Los hombres me sacaron de la cárcel en dirección a la plaza del pueblo. Intenté retorcerme, ocultar el rostro, pero uno de ellos me sujetó los brazos contra la espalda y me empujó hacia delante. Mi pelo se balanceaba ante mí, tan suelto y sucio como el de una prostituta.

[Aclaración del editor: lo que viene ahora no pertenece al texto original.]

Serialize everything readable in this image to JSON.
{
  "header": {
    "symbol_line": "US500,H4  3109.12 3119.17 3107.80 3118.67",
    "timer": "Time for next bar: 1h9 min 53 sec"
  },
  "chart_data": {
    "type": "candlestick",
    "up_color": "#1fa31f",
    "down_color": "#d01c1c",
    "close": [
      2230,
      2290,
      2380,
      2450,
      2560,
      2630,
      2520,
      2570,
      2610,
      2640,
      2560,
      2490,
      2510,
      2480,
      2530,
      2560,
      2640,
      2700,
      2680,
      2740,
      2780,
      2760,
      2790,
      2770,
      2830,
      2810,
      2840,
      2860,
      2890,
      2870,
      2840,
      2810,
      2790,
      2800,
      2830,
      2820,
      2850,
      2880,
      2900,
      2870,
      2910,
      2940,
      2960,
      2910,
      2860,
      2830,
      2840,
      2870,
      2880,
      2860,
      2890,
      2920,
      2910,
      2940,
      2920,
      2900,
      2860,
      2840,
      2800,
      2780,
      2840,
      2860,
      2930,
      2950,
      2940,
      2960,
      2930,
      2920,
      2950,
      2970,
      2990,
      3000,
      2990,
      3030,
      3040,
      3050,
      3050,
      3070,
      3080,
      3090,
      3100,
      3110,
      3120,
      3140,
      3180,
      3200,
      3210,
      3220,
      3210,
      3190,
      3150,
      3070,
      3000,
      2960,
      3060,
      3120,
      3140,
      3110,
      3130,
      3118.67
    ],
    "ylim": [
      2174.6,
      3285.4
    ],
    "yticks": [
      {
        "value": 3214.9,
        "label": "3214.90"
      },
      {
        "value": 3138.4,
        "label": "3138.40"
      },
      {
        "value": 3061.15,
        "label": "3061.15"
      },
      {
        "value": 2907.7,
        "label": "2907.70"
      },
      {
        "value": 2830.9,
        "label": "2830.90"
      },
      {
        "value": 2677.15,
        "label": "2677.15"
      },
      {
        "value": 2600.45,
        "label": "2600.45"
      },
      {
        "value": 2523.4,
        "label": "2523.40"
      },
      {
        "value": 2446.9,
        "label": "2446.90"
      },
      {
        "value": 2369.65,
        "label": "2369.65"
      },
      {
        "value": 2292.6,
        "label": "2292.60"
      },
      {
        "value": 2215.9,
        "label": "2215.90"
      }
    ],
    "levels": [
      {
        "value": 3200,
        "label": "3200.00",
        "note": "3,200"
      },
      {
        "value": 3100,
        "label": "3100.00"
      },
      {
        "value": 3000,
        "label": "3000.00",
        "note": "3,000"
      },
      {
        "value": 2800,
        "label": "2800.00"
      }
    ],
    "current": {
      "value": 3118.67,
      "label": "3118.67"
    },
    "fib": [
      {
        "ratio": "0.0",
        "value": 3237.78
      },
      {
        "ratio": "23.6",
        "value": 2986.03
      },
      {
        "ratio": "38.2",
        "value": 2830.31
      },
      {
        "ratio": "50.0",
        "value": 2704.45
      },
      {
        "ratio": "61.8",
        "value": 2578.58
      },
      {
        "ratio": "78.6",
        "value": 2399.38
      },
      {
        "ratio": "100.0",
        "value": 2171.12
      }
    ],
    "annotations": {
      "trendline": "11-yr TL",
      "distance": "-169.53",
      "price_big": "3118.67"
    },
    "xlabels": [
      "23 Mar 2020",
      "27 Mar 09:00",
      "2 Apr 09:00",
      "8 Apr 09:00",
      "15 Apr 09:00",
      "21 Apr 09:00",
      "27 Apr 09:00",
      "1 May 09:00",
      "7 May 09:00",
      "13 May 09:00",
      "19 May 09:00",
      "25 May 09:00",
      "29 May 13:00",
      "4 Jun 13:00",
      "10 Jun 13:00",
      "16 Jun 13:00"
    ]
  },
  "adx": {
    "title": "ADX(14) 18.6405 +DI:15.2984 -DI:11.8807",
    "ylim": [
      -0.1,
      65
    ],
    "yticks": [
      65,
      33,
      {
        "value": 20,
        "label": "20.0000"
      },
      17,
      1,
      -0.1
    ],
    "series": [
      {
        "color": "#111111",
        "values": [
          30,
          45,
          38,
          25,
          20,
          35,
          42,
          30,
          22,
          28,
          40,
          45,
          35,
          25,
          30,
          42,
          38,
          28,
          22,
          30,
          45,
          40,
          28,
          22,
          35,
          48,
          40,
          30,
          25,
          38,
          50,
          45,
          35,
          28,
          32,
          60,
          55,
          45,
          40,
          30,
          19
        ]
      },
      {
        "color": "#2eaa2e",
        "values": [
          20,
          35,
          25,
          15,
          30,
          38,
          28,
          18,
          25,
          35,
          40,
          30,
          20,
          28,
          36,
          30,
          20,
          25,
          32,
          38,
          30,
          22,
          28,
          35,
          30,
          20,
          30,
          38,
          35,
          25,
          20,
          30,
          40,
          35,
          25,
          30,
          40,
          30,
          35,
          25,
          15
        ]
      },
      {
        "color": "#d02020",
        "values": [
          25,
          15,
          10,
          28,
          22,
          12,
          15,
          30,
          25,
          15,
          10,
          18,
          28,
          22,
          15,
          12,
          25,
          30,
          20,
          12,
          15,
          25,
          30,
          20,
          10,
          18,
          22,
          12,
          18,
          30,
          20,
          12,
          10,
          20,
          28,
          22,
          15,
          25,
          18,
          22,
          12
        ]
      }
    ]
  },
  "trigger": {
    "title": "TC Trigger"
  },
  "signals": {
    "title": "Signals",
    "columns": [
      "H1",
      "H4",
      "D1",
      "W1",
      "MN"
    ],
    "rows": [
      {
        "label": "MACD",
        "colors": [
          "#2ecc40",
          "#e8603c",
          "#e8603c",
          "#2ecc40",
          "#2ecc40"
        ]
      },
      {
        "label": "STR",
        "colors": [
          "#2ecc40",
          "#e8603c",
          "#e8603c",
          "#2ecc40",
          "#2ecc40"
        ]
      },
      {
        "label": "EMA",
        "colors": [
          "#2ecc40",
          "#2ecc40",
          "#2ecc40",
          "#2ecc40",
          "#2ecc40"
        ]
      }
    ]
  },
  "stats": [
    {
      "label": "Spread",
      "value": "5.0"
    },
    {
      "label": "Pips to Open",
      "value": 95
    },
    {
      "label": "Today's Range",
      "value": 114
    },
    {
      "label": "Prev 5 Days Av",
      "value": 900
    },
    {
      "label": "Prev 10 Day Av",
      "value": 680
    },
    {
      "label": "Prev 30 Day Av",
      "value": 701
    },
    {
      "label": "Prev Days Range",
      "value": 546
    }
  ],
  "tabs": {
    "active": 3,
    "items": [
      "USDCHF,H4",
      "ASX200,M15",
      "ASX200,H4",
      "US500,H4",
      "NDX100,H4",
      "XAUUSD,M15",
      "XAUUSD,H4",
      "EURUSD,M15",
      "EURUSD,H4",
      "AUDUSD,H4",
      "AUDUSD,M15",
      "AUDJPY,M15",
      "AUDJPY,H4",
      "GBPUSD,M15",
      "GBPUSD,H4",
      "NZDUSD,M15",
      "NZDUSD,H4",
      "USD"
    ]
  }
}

Fijé la vista en el suelo a fin de evitar las miradas de los aldeanos. Noté sus ojos en mi cuerpo como si fueran manos. La vergüenza me palpitaba en las mejillas.
Se me revolvió el estómago al percibir olor a pan, y me di cuenta de que estábamos pasando por delante del puesto del panadero. Me pregunté si los Dinsdale, los panaderos, estarían contemplando el espectáculo. El invierno anterior había curado las fiebres de su hija. Me pregunté quién más sería testigo, quién más se alegraría al dejarme en los brazos de ese destino. Me pregunté si Grace estaría allí o si ya se encontraría en Lancaster.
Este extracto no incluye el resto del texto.